What I do in such cases is to configure the number of workers according to the number of events per second of each pipeline.
PIpelines with a high e/s rate will use one worker per cpu core, pipelines with small e/s rate will have less workers.
For example, there is no reason to let a pipeline with 50 e/s running with 8 workers on a 8 CPU machine, but it makes sense for a pipeline with 5000 e/s. It all depends on
But this is just what I do in my use case, you would need to test with your pipelines, let it run without changing the config for a couple of days and start changing it to see what works best.
Thing is, this might not be constant. One pipeline might have 2000 e/s for 5 minutes every 2 hours and 17 e/s the other 1h55, for an average of 100e/s; while another one might have a constant 200e/s (just making up random numbers here).

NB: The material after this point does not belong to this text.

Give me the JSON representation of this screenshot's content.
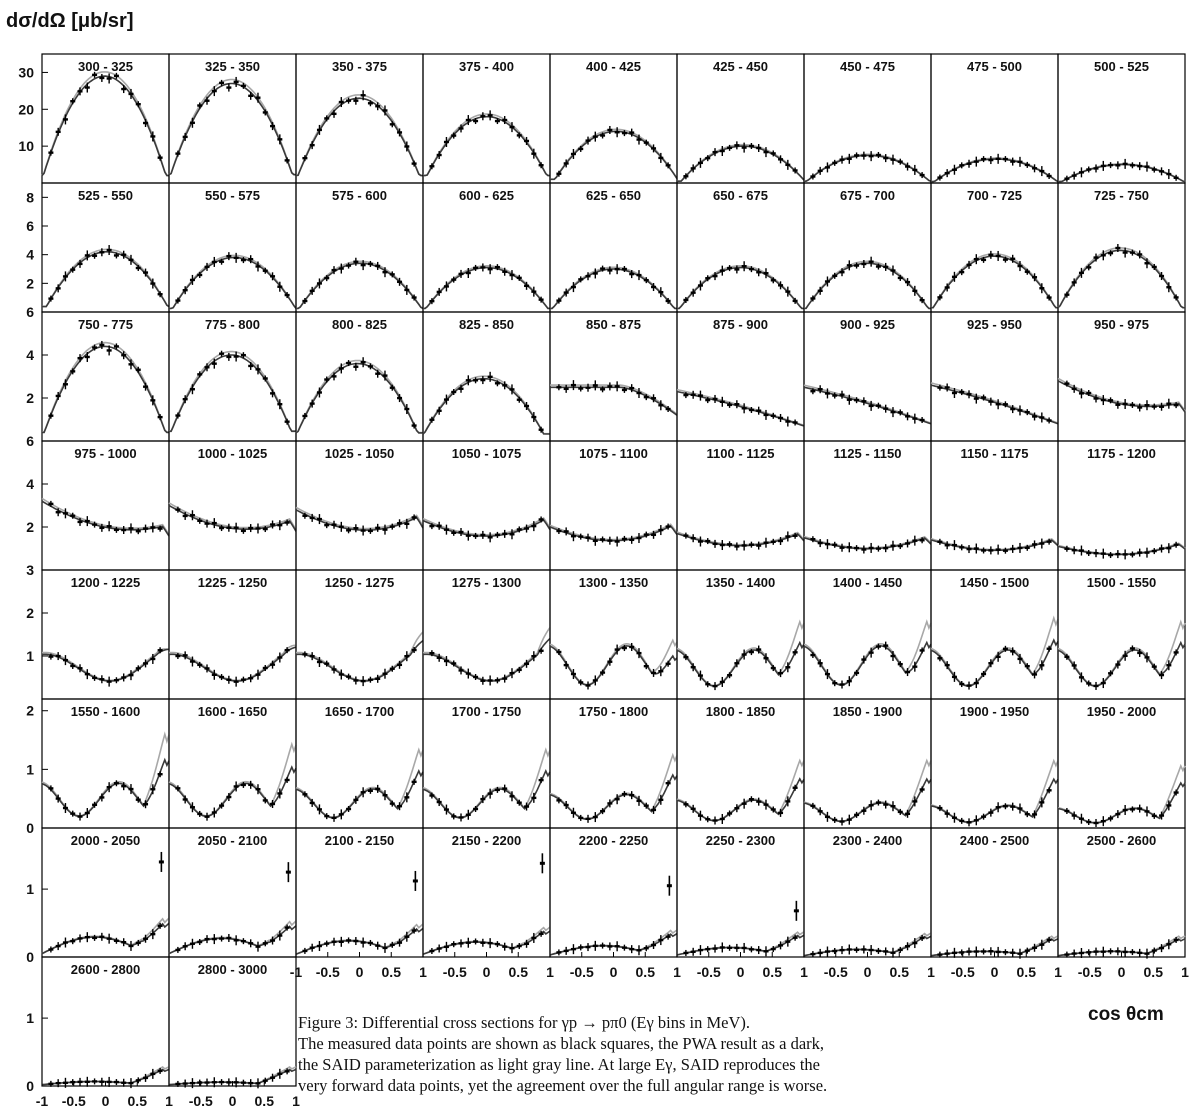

This might also not be so predictable, there might be bursts of incoming events for whatever reason. Hence, a static, manual configuration of the number of workers seems pretty difficult to optimize for multi-pipelines situations.
There is not much you can do related to the pipeline.workers, you have the option to set it to a fixed number or do not set and use one worker per CPU.
Are you having any performance issue in your logstash node? If not, I see no reason to change the number of workers.